Further Considerations

Questions

@jyucsiro, @marqh a couple of questions/topics for discussion:

  1. Does this look like the approach we discussed on the call?
  2. I think there may be a subtlty I am missing in the way @base is parsed, at least one library I have used ignored the filename beyond the final slash when converting to RDF/XML. We may want to have a discussion about using the full URI if we take this to production.
  3. Are we ok with the introduction of blank nodes here?
  4. Is there a better URI which defines NetCDF than the oine I have used here?
  5. The MIME type I used is not actually registered with IANA, and also there is a suggestion that THREDDS also has a different MIME type for NetCDF 3 and NetCDF 4. Can we handle this?
marqh commented 4 years ago

@adamml @jyucsiro

Rob has raised a query on the PR looking to update the vocabulary with respect to https://github.com/opengeospatial/NamingAuthority/pull/39

Should

@prefix dcat: <http://www.w3.org/ns/dcat#>.
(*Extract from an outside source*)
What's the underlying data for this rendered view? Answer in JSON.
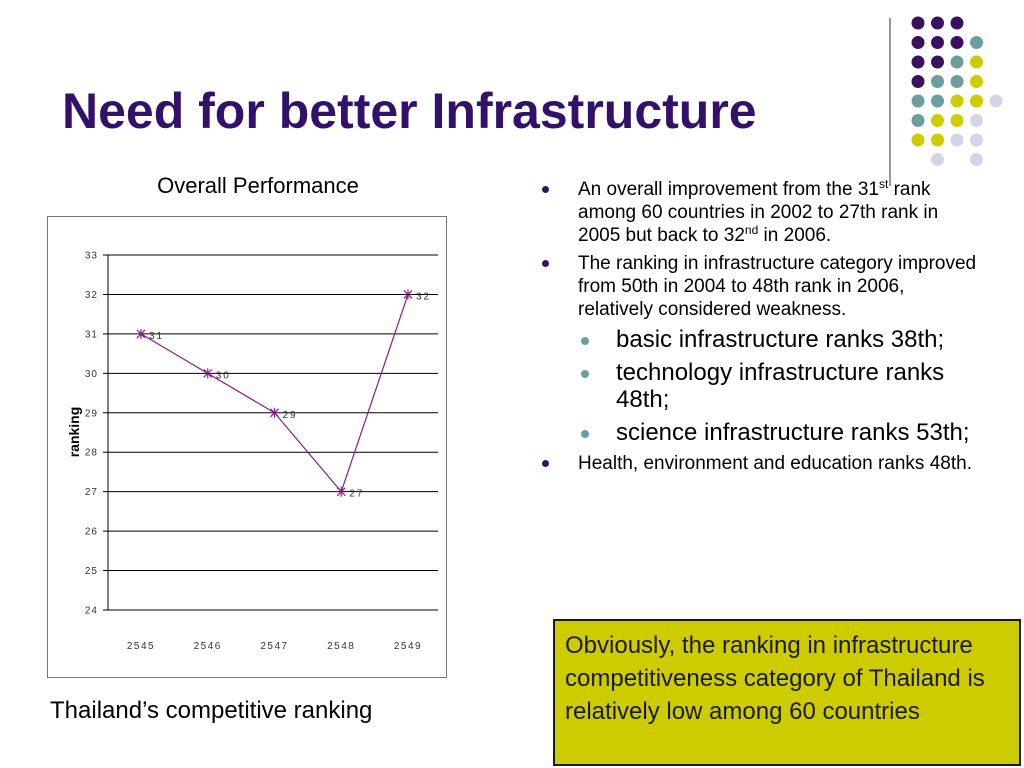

bald:Container a dcat:Dataset. 

be

@prefix dcat: <http://www.w3.org/ns/dcat#>.

bald:Container rdfs:subClassOf dcat:Dataset. 

?

Please may you consider this question?

thank you mark

marqh commented 4 years ago

fwiw, i think that the use of rdfs:subClassOf is valid here

adamml commented 4 years ago

@marqh I've been trying to find headspace to think about this between meetings. I'd agree with you that it's valid here, yes.

marqh commented 4 years ago

many thanks @adamml

I have updated the request for change with the OGC NA

marqh commented 4 years ago

The update to the BALD vocabulary has now been adopted

https://github.com/opengeospatial/NamingAuthority/pull/39

A bald:Container instance is now also a dcat:Dataset

https://www.opengis.net/def/binary-array-ld

marqh commented 4 years ago

is there a more definitive definition of a netCDF file than

dct:format [
    a dct:MediaType;
    dct:identifier <http://vocab.nerc.ac.uk/collection/M01/current/NC/>
    ]
adamml commented 4 years ago

We should consider adding this infpormation to the Schema.org representation of BALD as well, e.g.;

{
   "@context": "https://schema.org/",
   "@type": "Dataset",
   "distribution": {
     "@type": "DataDownload",
     "contentUrl": "http://",
     "encodingFormat": [
       "application/x-netcdf",
       "http://vocab.nerc.ac.uk/collection/M01/current/NC/"
     ]
   }
}
simonoakesepimorphics commented 3 years ago

Sorry if this discussion is already closed, I can raise a new issue instead if appropriate. The containment part of section 6 states that groups can be "contained by" files, which I interpret as:

<file.nc> a bald:Container ;
    bald:contains <file.nc/> .

Or, "the root group is contained by the file". Is this interpretation valid / should the wording of that section be changed to reflect the intentions discussed above?